Almarhum Doctor Johannes Leimena adalah tokoh nasional yang patut diperingati, karena marhum, dengan lain-lain nama yang terkenal seperti Latuharhary dan Putuhena, sejak sebelum revolusi termasuk golongan yang menanam kesadaran yang kuat akan kesatuan dan persatuan bangsa Indonesia, mula-mula melalui kalangan cendekiawannya, selanjutnya merata sampai rakyatnya di seluruh Maluku.
Tapi sifat dan jalannya revolusi Indonesia menumbuhkan keadaan yang berbeda-beda di wilayahnya yang sangat luas itu. Macam-macam faktor dapat menimbulkan situasi yang macam-macam pula, hingga muncul peristiwa-peristiwa yang ruwet dan pelik. Komunikasi antara Jawa dan luar Jawa sukar, dan ini diexploitir oleh Belanda dalam membentuk Negara Bagian Indonesia Timur.

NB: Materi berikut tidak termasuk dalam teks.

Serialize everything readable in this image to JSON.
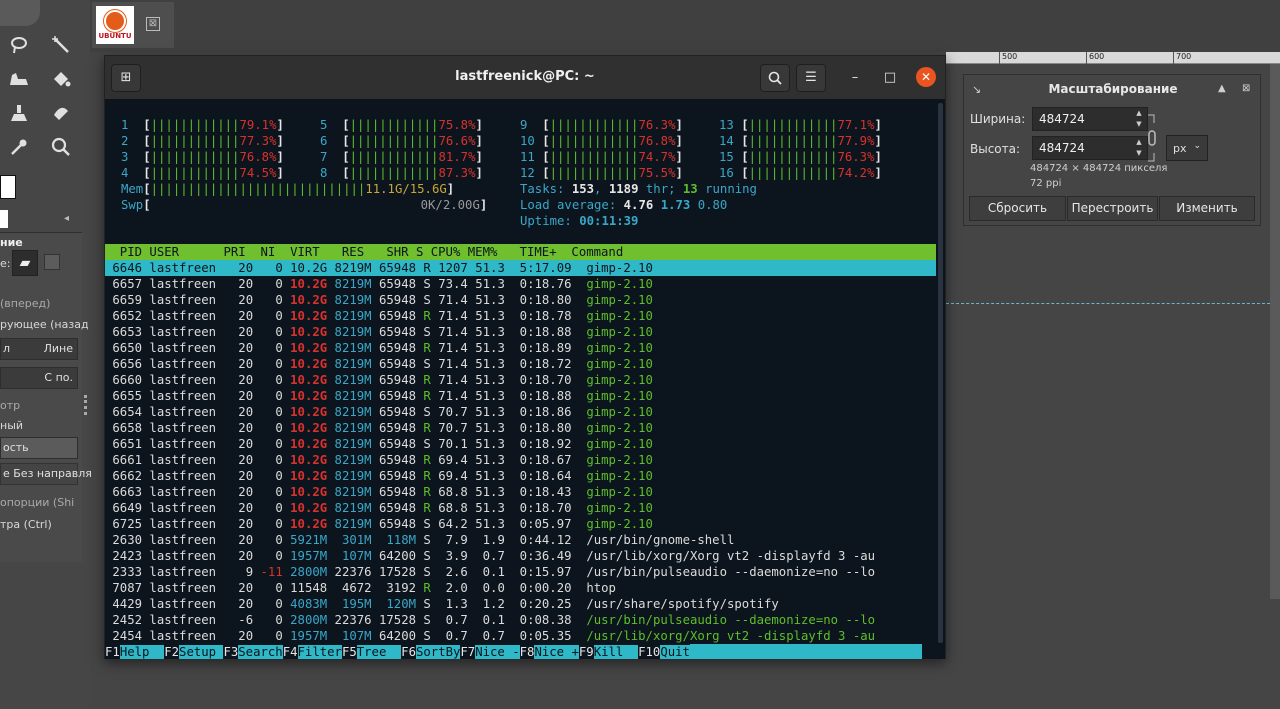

Dalam waktu peralihan sesudah pengakuan kedaulatan Republik berdasarkan konperensi Meja Bundar muncul separatisme di daerah yang sangat terbatas dalam bentuk Republik Maluku Selatan.
Almarhum Dr. Leimena dikirim ke Maluku untuk menyelesaikan peristiwa RMS ini.
Pada waktu itu marhum dan penulis bersama duduk dalam satu kabinet, kabinet RIS di bawah pimpinan Bung Hatta. Marhum sebagai Menteri Kesehatan, penulis sebagai Menteri Perburuhan. Jika usaha penyelesaian dengan damai tidak berhasil, hal ini pasti bukan karena marhum tidak mencurahkan sepenuhnya tenaga dan pikirannya. Penyelesaiannya terpaksa dijalankan dengan kekerasan. Gerakan separatis ini hanya mendapat akar di satu pulau, karena salah paham dan ulah beberapa oknum pimpinan militer Belanda dan dari daerah sendiri.
Seluruh daerah Indonesia Timur menggabung menjadi Negara Kesatuan, Republik Indonesia Kesatuan, bersama Negara-negara Bagian buatan Belanda lainnya. Republik Indonesia Kesatuan yang mengganti Negara RIS ini dinyatakan berdiri pada 17 Agustus 1950. Dengan demikian dari Negara Bagian dan Daerah Istimewa bentukan Belanda yang merupakan masalah hanya yang menamakan diri negara RMS saja.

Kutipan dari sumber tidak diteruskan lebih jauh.